Я не видел мисс Маевску, но почти всегда слышал ее игру, даже если порой она была очень тихой. Я думал было, что встречу ее за обедом, но, поскольку нас обуревали навязчивые идеи и мы находились в приюте для душевнобольные, кормили нас на монастырский манер, каждого в его холодной комнате.
Первое задание, предложенное мне отцом Бромеусом по причинам, который: он мне не раскрыл, но которые позже представились мне совершенно очевидными, состояло в том, чтобы заучить наизусть телефонный справочник Цюриха. Я и по сей день могу припомнить имена и номера, которые больше не связаны между собой и навеки утеряны, но в давние времена ускоряли биение сердец у юношей и девушек, когда они видели на странице те цифровые коды, что способны были перенести их голос в дома их возлюбленных.
Целью отца Бромеуса было так натренировать мой мозг, чтобы он мог вбирать в себя разнообразную информацию. Это было французской частью того образования, что я получил в Шато-Парфилаже. Я до сих пор могу сказать вам, что атомный вес кобальта составляет 58,93, что железнодорожный вокзал в Невшателе находится в 482 метрах над уровнем моря, что слово «слава» Шекспир употребил 94 раза, что дифтонг по-итальянски будет звучать очень похоже, что (хоть я и не могу сказать вам, кто изобрел пикули) в 1786 году Иоганн Георг Пикуль изобрел газовую лампу и что 13 марта 1900 года Робертс совершил знаменитый бросок к Блумфонтейну.

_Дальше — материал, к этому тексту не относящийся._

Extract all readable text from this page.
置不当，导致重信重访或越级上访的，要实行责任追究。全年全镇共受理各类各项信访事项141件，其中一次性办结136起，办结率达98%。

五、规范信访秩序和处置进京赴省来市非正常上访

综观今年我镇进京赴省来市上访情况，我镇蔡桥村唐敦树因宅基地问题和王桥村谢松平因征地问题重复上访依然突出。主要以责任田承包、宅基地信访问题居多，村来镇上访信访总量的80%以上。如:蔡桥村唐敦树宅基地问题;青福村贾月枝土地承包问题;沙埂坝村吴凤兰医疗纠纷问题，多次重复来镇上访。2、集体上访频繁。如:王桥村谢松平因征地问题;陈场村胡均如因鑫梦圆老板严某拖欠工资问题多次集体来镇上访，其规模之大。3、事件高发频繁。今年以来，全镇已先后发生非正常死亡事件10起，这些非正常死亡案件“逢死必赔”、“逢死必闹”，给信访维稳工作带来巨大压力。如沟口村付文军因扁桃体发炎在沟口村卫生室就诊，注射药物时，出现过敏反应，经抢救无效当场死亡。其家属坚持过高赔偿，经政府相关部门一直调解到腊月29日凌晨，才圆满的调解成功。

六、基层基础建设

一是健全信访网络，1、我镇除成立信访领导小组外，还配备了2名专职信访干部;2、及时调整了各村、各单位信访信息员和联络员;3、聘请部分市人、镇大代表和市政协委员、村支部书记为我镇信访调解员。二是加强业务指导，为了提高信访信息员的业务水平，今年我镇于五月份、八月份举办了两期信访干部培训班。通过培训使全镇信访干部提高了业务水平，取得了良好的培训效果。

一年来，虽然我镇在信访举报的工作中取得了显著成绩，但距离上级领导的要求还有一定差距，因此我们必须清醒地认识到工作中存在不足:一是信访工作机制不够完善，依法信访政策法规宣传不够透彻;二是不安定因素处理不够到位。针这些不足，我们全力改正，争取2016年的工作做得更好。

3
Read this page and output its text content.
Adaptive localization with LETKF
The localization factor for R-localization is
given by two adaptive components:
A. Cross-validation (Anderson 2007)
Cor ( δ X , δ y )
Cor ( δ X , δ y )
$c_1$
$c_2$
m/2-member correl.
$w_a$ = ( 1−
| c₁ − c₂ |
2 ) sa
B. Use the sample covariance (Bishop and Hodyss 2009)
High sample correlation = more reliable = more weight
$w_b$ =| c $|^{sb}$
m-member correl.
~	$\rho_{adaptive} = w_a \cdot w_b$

Отец Бромеус представил мне для запоминания так много таблиц, списков, текстов, фотографий, картин и музыкальных композиций, что каждый день мне приходилось заниматься этим часами. Вскоре я овладел искусством быстрого запоминания по-истине любого материала, который уже никогда не был подвержен забытью, если только я не изгонял его преднамеренно из памяти. Лишь много позже пришел черед другого испытания, которое оказалось столь же шокирующим, как и нежданное знакомство с цюрихской телефонной книгой. Было это заданием на анализ, который отец Бромеус с иезуитской дотошностью подразделял на интерполяцию, экстраполяцию, индукцию, редукцию и дедукцию.
Когда я приступил к этим вещам, мне устроили экзамен.
– Я узнал от отца Бромеуса, – сказал мне директор, – что ты имеешь в своем распоряжении всю необходимую информацию и можешь сообщить мне, как бы ты, находясь здесь, уничтожил всех кузнечиков в Париже.
– Прошу прощения, сэр? – опешил я, потому что никогда прежде меня не принуждали к такого рода мыслям.
– Используй логику.
Я задумался. Так как мне не позволялось привлечь к делу кого-нибудь в Париже или доставить в Город Солнца клетки с птицами и летучими мышами, мне пришлось сперва сконструировать, а затем изготовить огромную пушку. Для этого потребовалось все, что я знал в области физики, металлургии, химии, геометрии и геологии (мне пришлось добывать металл и возводить доменную печь). К несчастью, чтобы добраться до кузнечиков, я вынужден был разрушить до основания весь город. Ответ, который я нащупал, был всего лишь гипотетическим. Откуда мог я знать, что это станет подспудной логикой всего ХХ века?